# Can't find a roast date on my bag from Rave ....



## RagingMammoth (Sep 21, 2013)

Just ordered another kilo of IJ and it didn't come with a roast date on it?

Edit - it was on the bottom of the bag ......( mrboots2u )


----------



## froggystyle (Oct 30, 2013)

Look underneath?


----------



## Mrboots2u (May 10, 2013)

Why not email rave and ask them .

It will no doubt have been human error is my guess

Was this direct from rave or via amazon


----------



## 4085 (Nov 23, 2012)

It is normally on the underneath, a sticker.


----------



## Gangstarrrrr (Mar 4, 2013)

Thread title is potentially quite misleading!


----------



## Mrboots2u (May 10, 2013)

Gangstarrrrr said:


> Thread title is potentially quite misleading!


Agree......

OP hope you don't mind I've changed this

If you can update as to if you find it or get answer from Rave


----------



## RagingMammoth (Sep 21, 2013)

Mrboots2u said:


> Agree......
> 
> OP hope you don't mind I've changed this
> 
> If you can update as to if you find it or get answer from Rave


Oops, apologies for being misleading.

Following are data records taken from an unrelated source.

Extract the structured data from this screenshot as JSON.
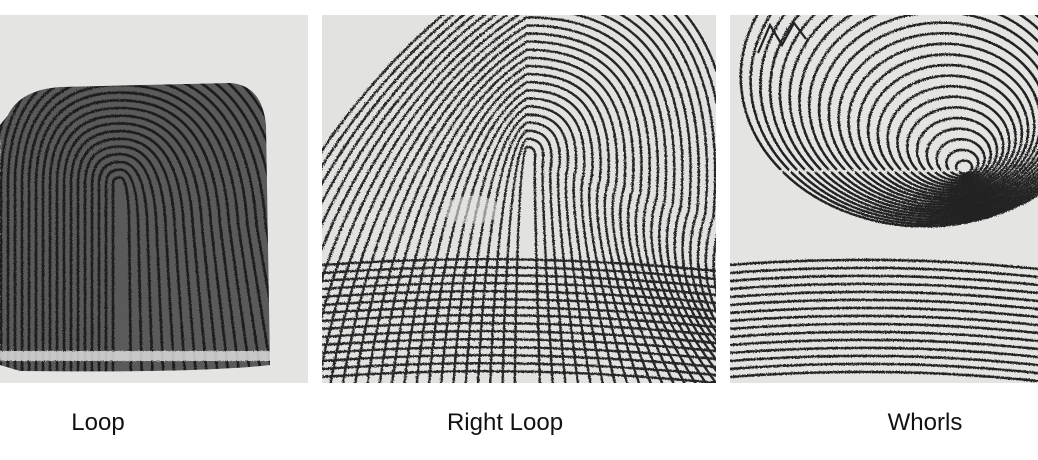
{
  "captions": {
    "loop": "Loop",
    "right_loop": "Right Loop",
    "whorls": "Whorls"
  },
  "images": [
    {
      "name": "loop-fingerprint",
      "pattern": "loop"
    },
    {
      "name": "right-loop-fingerprint",
      "pattern": "right-loop"
    },
    {
      "name": "whorl-fingerprint",
      "pattern": "whorl"
    }
  ],
  "colors": {
    "paper": "#e6e6e6",
    "ink": "#2a2a2a",
    "text": "#111111"
  }
}
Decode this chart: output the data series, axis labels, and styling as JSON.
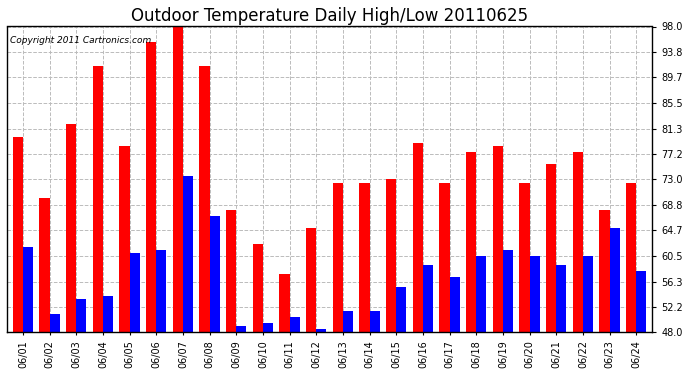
{
  "title": "Outdoor Temperature Daily High/Low 20110625",
  "copyright": "Copyright 2011 Cartronics.com",
  "dates": [
    "06/01",
    "06/02",
    "06/03",
    "06/04",
    "06/05",
    "06/06",
    "06/07",
    "06/08",
    "06/09",
    "06/10",
    "06/11",
    "06/12",
    "06/13",
    "06/14",
    "06/15",
    "06/16",
    "06/17",
    "06/18",
    "06/19",
    "06/20",
    "06/21",
    "06/22",
    "06/23",
    "06/24"
  ],
  "highs": [
    80.0,
    70.0,
    82.0,
    91.5,
    78.5,
    95.5,
    98.0,
    91.5,
    68.0,
    62.5,
    57.5,
    65.0,
    72.5,
    72.5,
    73.0,
    79.0,
    72.5,
    77.5,
    78.5,
    72.5,
    75.5,
    77.5,
    68.0,
    72.5
  ],
  "lows": [
    62.0,
    51.0,
    53.5,
    54.0,
    61.0,
    61.5,
    73.5,
    67.0,
    49.0,
    49.5,
    50.5,
    48.5,
    51.5,
    51.5,
    55.5,
    59.0,
    57.0,
    60.5,
    61.5,
    60.5,
    59.0,
    60.5,
    65.0,
    58.0
  ],
  "high_color": "#ff0000",
  "low_color": "#0000ff",
  "background_color": "#ffffff",
  "grid_color": "#bbbbbb",
  "ymin": 48.0,
  "ymax": 98.0,
  "yticks": [
    48.0,
    52.2,
    56.3,
    60.5,
    64.7,
    68.8,
    73.0,
    77.2,
    81.3,
    85.5,
    89.7,
    93.8,
    98.0
  ],
  "bar_width": 0.38,
  "title_fontsize": 12,
  "tick_fontsize": 7,
  "copyright_fontsize": 6.5
}
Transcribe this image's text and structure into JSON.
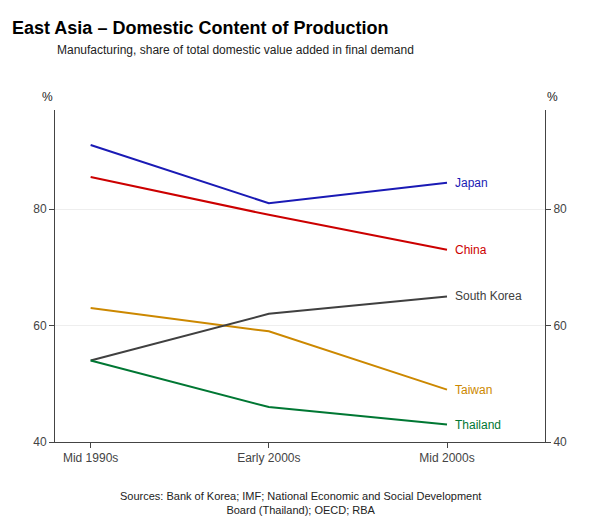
{
  "chart_data": {
    "type": "line",
    "title": "East Asia – Domestic Content of Production",
    "subtitle": "Manufacturing, share of total domestic value added in final demand",
    "categories": [
      "Mid 1990s",
      "Early 2000s",
      "Mid 2000s"
    ],
    "series": [
      {
        "name": "Japan",
        "color": "#1a1ab5",
        "values": [
          91,
          81,
          84.5
        ]
      },
      {
        "name": "China",
        "color": "#cc0000",
        "values": [
          85.5,
          79,
          73
        ]
      },
      {
        "name": "Taiwan",
        "color": "#cc8800",
        "values": [
          63,
          59,
          49
        ]
      },
      {
        "name": "South Korea",
        "color": "#404040",
        "values": [
          54,
          62,
          65
        ]
      },
      {
        "name": "Thailand",
        "color": "#007733",
        "values": [
          54,
          46,
          43
        ]
      }
    ],
    "ylabel": "%",
    "y2label": "%",
    "ylim": [
      40,
      97
    ],
    "yticks": [
      40,
      60,
      80
    ],
    "y2lim": [
      40,
      97
    ],
    "y2ticks": [
      40,
      60,
      80
    ],
    "grid": true,
    "source": "Sources: Bank of Korea; IMF; National Economic and Social Development\nBoard (Thailand); OECD; RBA"
  }
}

I thought it just may have been a new thing from them considering they changed their packaging and site etc.


----------



## Mrboots2u (May 10, 2013)

Have you found a date ?


----------



## froggystyle (Oct 30, 2013)

Was it underneath?


----------



## RagingMammoth (Sep 21, 2013)

Mrboots2u said:


> Have you found a date ?


It might have been on the bottom of the bag...

They always used to put it on the back from memory, they must put it on the bottom now!


----------



## froggystyle (Oct 30, 2013)

Facepalm!!


----------



## jeebsy (May 5, 2013)

Mrboots2u said:


> Have you found a date ?


Are you asking?


----------



## m4lcs67 (Mar 16, 2014)

Similar thing happened to me a few weeks ago with some rave Signature and they had forgotten to put the the roast date sticker on, so a quick message to them and they checked my order and managed to get the roast date from that. Simples.


----------